Morris Wolfe - Essays, New & Selected

MARTIN'S ROOM (continued)

It should have been clear to those who hired Martin as acting chair of the sociology department at the University of Saskatchewan that he was neither an experienced administrator nor particularly interested in the practice of sociology as a narrow academic discipline. Martin’s career after the Supreme Court decision had followed a traditional trajectory. He had taught at four different colleges and universities, completing a Ph.D. in sociology at the University of Wisconsin along the way. He’d moved through the ranks from instructor to associate professor until he got the job at the Regina campus.

In Martin’s previous job at Antioch College in Ohio, and with the encouragement of his department, his research had consisted of working in the black community as an organizer in the War on Poverty (a government initiative), helping poor blacks claim their rights to health care, education and food. He loved the work but nonetheless felt discouraged. In the summer of 1966 he wrote to a Quaker friend, “The experience of organizing poor Negroes in Dayton...has become the highlight of my life so far....In spite of all the successes, I am pessimistic and see a dark future. I hope I shall be proven wrong.” Elsewhere in his letter, he noted, sadly, that Martin Luther King’s “symbolic power” was waning and a more militant black leadership was taking its place.

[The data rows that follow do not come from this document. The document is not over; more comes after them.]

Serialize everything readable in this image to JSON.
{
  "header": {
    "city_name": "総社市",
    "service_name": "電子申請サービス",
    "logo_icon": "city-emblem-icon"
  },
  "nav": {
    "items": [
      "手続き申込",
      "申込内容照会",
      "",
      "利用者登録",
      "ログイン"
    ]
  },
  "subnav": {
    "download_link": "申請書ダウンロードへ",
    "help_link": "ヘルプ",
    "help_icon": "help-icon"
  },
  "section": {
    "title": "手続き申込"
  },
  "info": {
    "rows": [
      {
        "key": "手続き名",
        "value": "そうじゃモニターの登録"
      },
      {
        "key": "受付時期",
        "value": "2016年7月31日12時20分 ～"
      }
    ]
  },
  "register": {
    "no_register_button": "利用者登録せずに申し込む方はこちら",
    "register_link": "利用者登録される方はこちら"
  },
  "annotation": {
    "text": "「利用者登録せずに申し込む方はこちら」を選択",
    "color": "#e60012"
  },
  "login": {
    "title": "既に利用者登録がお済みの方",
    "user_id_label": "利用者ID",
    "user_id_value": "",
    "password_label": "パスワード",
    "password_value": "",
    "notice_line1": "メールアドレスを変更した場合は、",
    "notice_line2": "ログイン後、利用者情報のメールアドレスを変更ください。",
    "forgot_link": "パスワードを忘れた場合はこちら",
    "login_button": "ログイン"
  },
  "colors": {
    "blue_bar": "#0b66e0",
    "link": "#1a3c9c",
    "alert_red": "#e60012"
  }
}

Martin CohnstaedtFrom the moment he arrived in Regina, he was at odds with the faculty and administration. He informed the students in the sociology department that henceforth they would participate in all decisions of the department, including hiring and curriculum. A front page article in the student paper, The Carillon, quoted Martin saying, “We can’t run...universities the way we ran them when we were students....Consumer participation is the key to future democracy.” And he added, “When faculty stop learning, [they] ought to get fired.”

His colleagues were incensed. In theory they subscribed to the notion of participatory democracy. But their radical new German-American chair, who with his bushy beard was now looking more and more like an Old Testament prophet, was proposing to give students power before they’d even asked for it. Faculty had only recently acquired a measure of power themselves. Nor did they think much of Martin’s research activities; he was doing social work — helping aboriginals and low-income single mothers to organize.

Bravely or naively, Martin then suggested to his colleagues, many of whom could be described as armchair Marxists, that the sociology department be run on good Marxist principles (if pressed, Martin would have described himself as a democratic socialist). He proposed that he and the other members of the department pool their salaries and then divide the money according to need. Those with children or elderly parents to support, for instance, might need more than those without. Martin was serious; his colleagues were appalled.

Martin himself now lived alone. He and Becky had divorced in 1961. Their different values had come to affect every aspect of their lives. Martin’s belief in simplicity included owning no property. Becky wanted a house. Martin wanted the boys to attend public schools; Becky enrolled them in private schools.

His status as a bachelor changed the first fall in Regina. Martin met Joy Rowe, a high school art teacher, at a public lecture sponsored by the University. At the end of the evening, they went for coffee. They met again not long after at a conference on the north and community development. Despite their age difference — Joy was twenty-four; Martin was fifty — they shared common values. Both were pacifists and believed in empowering people.

They married in April of 1968 in a modest Quaker ceremony, followed a day later by a civil ceremony. They moved to a rental property on a hill overlooking the town of Lumsden in the Qu’Appelle Valley, not far from from Regina. Joy and Martin came to love the place, with its view below of trucks and railway cars hauling grain to and from the elevators. So when their landlord tried to evict them a few months later, they bought the house for $5,000, despite Martin’s reservations about owning property. Martin had grown a bushy beard and looked like an Old Testament prophet. Joy wore her hair and her skirts long. Puzzled neighbours referred to them as “those hippies.”

They furnished the home with what they affectionately called “the family burden,” heavy and expensive German oak and cherry pieces that Else had brought with her to America. (That’s all she was allowed to bring.) Living in Lumsden energized Martin. His interest in agriculture was revived; he met with farmers and others to promote chemical-free agricultural practices, something of a heresy in the late sixties and early seventies. Later he, Joy and three others financed and ran a small dairy on a homestead near Yorkton; they supplied the neighbouring area with goat’s milk, cheese and meat.